If you’re not a programmer and you don’t really understand why this is the case, then let me give you an example. Let’s say that your sole job is to build card-houses (cute little houses made from a deck of playing cards). You count progress by the number of houses that you can build in a day. These things are pretty tough to build so let’s say on a good day you can build two or three. If you have a nice indoor space, plenty of table-space, and a pile of cards then you should be on your way to building two or three card-houses each day. However, what if you had to build these outside? When you are done then you can bring them inside to store. This may be all fine and dandy at first, but the first windy day is going to give you a lot of problems. Each time the wind gusts it may knockdown part, or all, of your card-house. You can quickly see that you are no longer in control of your productivity. When you were inside, let’s say you knew you could get 2.7 card-houses built per day on average. Now that you’re outside, you’re somewhat at the mercy of the wind. On a bad day, you may not build any card-houses and on the best days, you’ll do as good as you did inside (but you’ll never do any better).
It is sad when the business cannot recognize this because they are decreasing the productivity of their programmers, incurring a significantly higher cost to build software products. If a company wants to be lean and efficient, then it needs to work hard at creating productive work environments for all of its employees (i.e. Not everyone works great in a quiet work environment, I’m only speaking from the perspective of a programmer.).
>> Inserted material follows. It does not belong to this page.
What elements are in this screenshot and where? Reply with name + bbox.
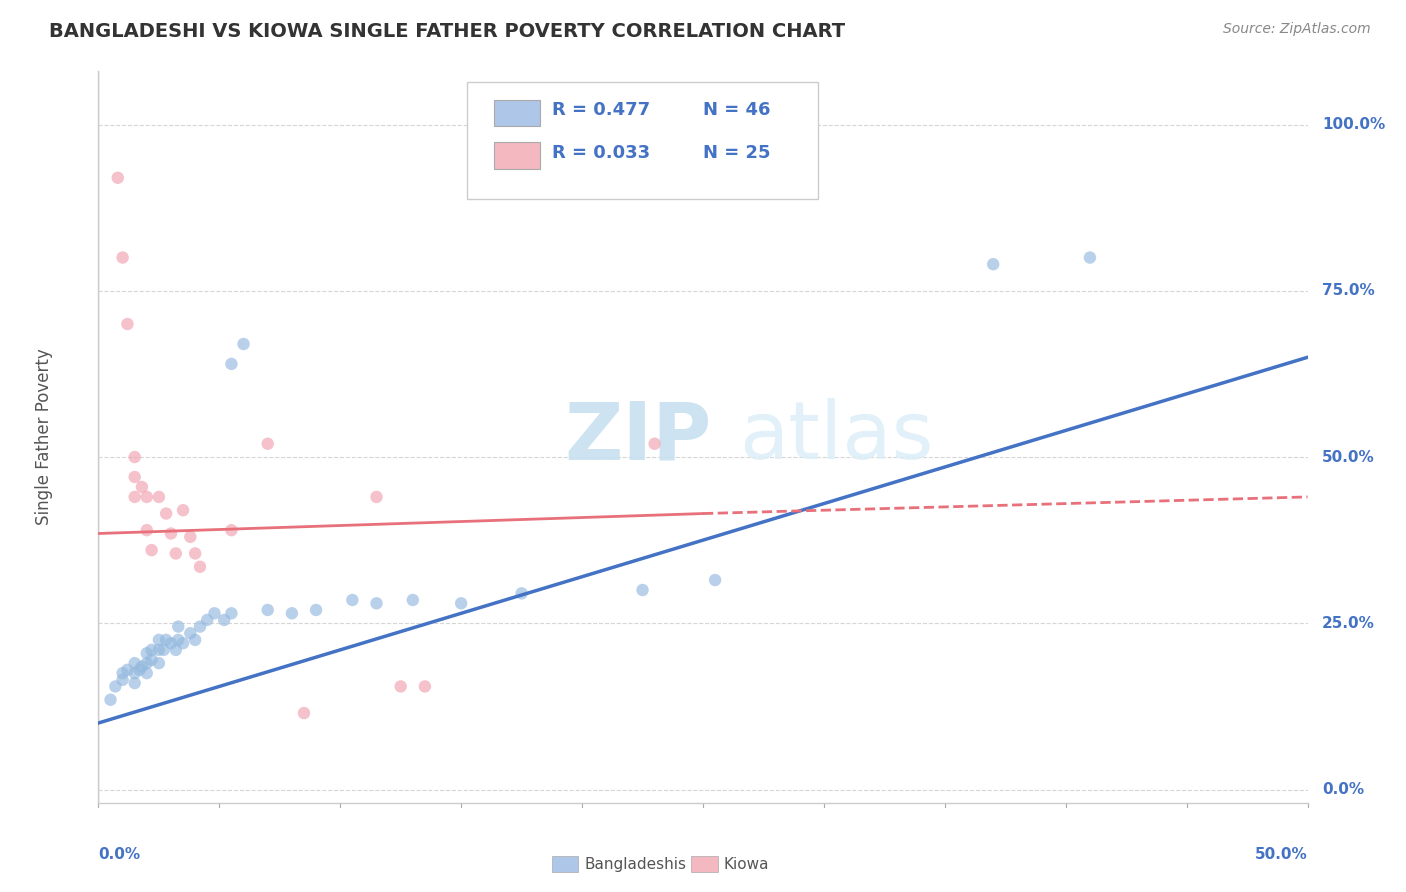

I want to address the idea that open spaces encourage collaboration. In my personal experience (at this position and my prior), I find that the talk consist of about 5-10% collaboration and 90-95% interruptions un-important to the day-to-day operations.
If you want an open space, then you need to set time aside to work in silence or have separate “quiet areas” where no talking is allowed for when you need to get stuff done.